The Covid-19 crisis coupled with the slow economic growth in recent years have led to many of SA’s municipalities struggling to collect revenue, a failure that threatens the provision of crucial services such as refuse removal and the supply of clean, running water.
Households owed municipalities close to R130bn as at the end of June, while national and provincial government spheres owed about R30bn, and businesses R18.1bn. This brings total debt owed to municipalities to nearly R180bn.
Responding to questions by MPs on Tuesday during the first day of the local government week conference, held virtually by the National Council of Provinces, Masondo said the focus should be on improving debt collection and not necessarily on allocating more money to municipalities.
The local government week’s discussions centre on improving service delivery, financial management, and governance of municipalities.
“The fundamental question is why the municipalities are not collecting and, secondly, how can we grow our economy? At the moment the cake is shrinking and we are faced with serious [economic] challenges. For more than 10 years our revenue has been declining but spending rising,” Masondo said.
The amount owed to municipalities is actually higher than the amount the government has transferred to them, he said.
“We transfer ... [almost] R130bn, so if we can work very hard to collect what is owed to the municipalities I think we can improve the financial situation of the municipalities. We can work on the formula but if we do not [collect debt] it will not assist municipalities to be financially sustainable,” Masondo said.
Technical teams from the SA Local Government Association (Salga), the department of cooperative governance & traditional affairs and the Treasury are discussing the review of the funding model.
Salga has repeatedly called for the formula to be revised, saying it is inadequate to meet the growing service needs of municipalities.

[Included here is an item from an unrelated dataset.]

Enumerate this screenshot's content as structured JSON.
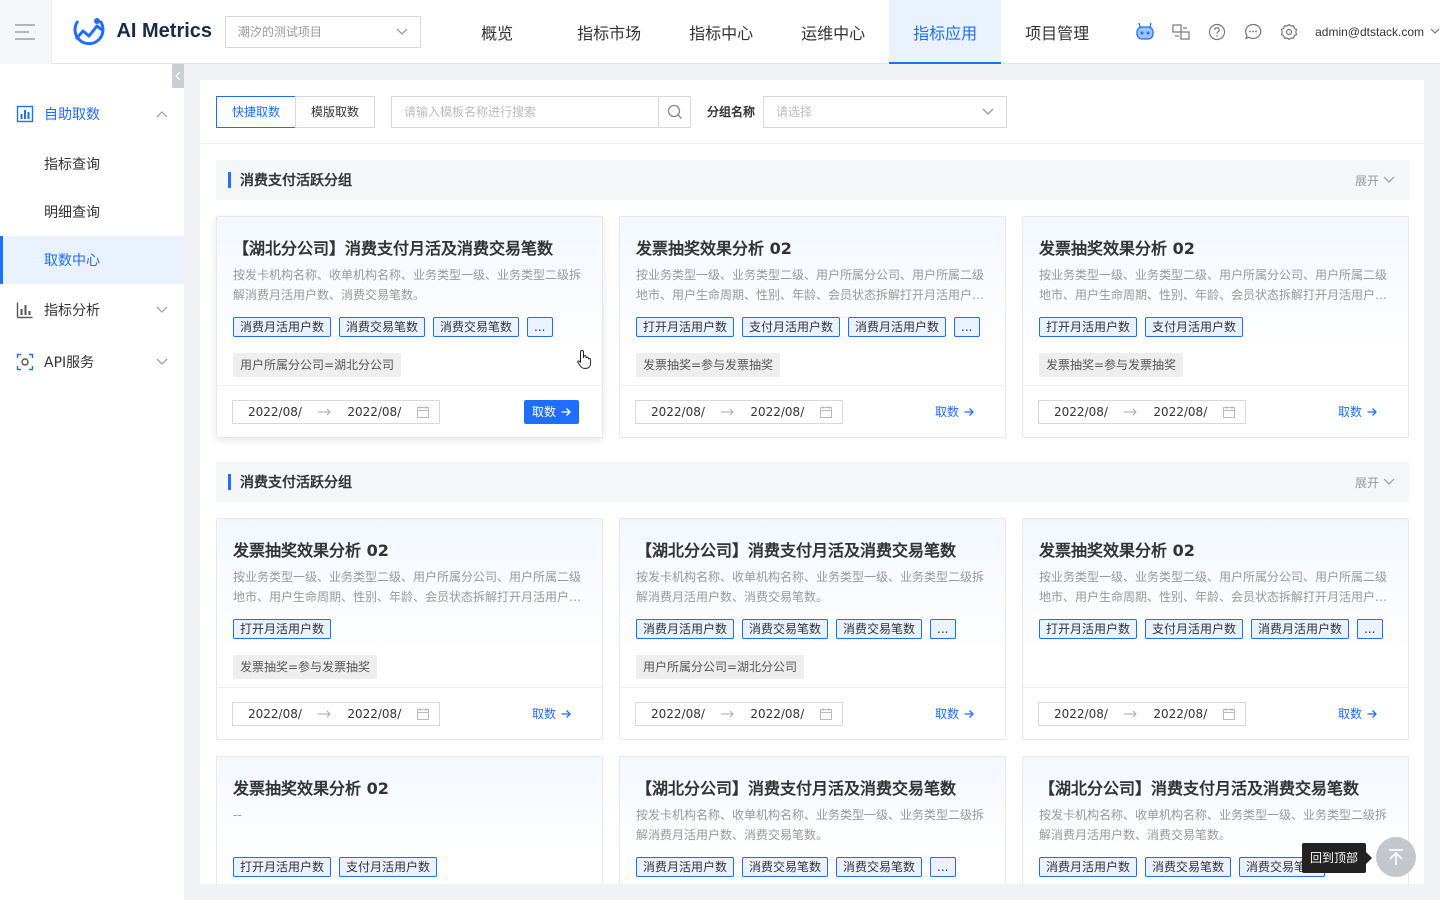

The equitable share formula enables the national government to distribute money to municipalities and provinces from revenue collected nationally‚ and to do so in accordance with developmental priorities. The local government equitable share, which is divided among 257 municipalities, is an allowance for basic services, community services and administration.
The Financial and Fiscal Commission, a constitutional body set up to advise the Treasury on intergovernmental finances, believes that municipalities are not getting enough money from the national government to provide the services they are obliged to deliver.
At the same time, the Financial and Fiscal Commission recognises that with negative economic growth and the fiscal constraints this imposes on the government, less funding is available to tackle the “lack of fiscal space” for the local government sector, which is pivotal to service delivery.
Also speaking during the conference, co-operative governance minister Nkosazana Dlamini-Zuma said the poor revenue collection and financial crises faced by many municipalities have caused them to fail to pay creditors on time, with bills settled at an average of 180 days, as opposed to the 30 days demanded by national government policy.
She said municipalities owe more than R53bn to creditors of which about R11.3bn is owed to Eskom and R6.24bn to water boards. This, Dlamini-Zuma said, is compounded by leakages in the system, which have cost the state about R10bn in lost water revenue and R10.2bn in electricity losses.
“These are partially as a result of little or no budgeting for maintenance, which has been at times accompanied by huge underexpenditure in grants directed at building and augmenting infrastructure,” the minister said.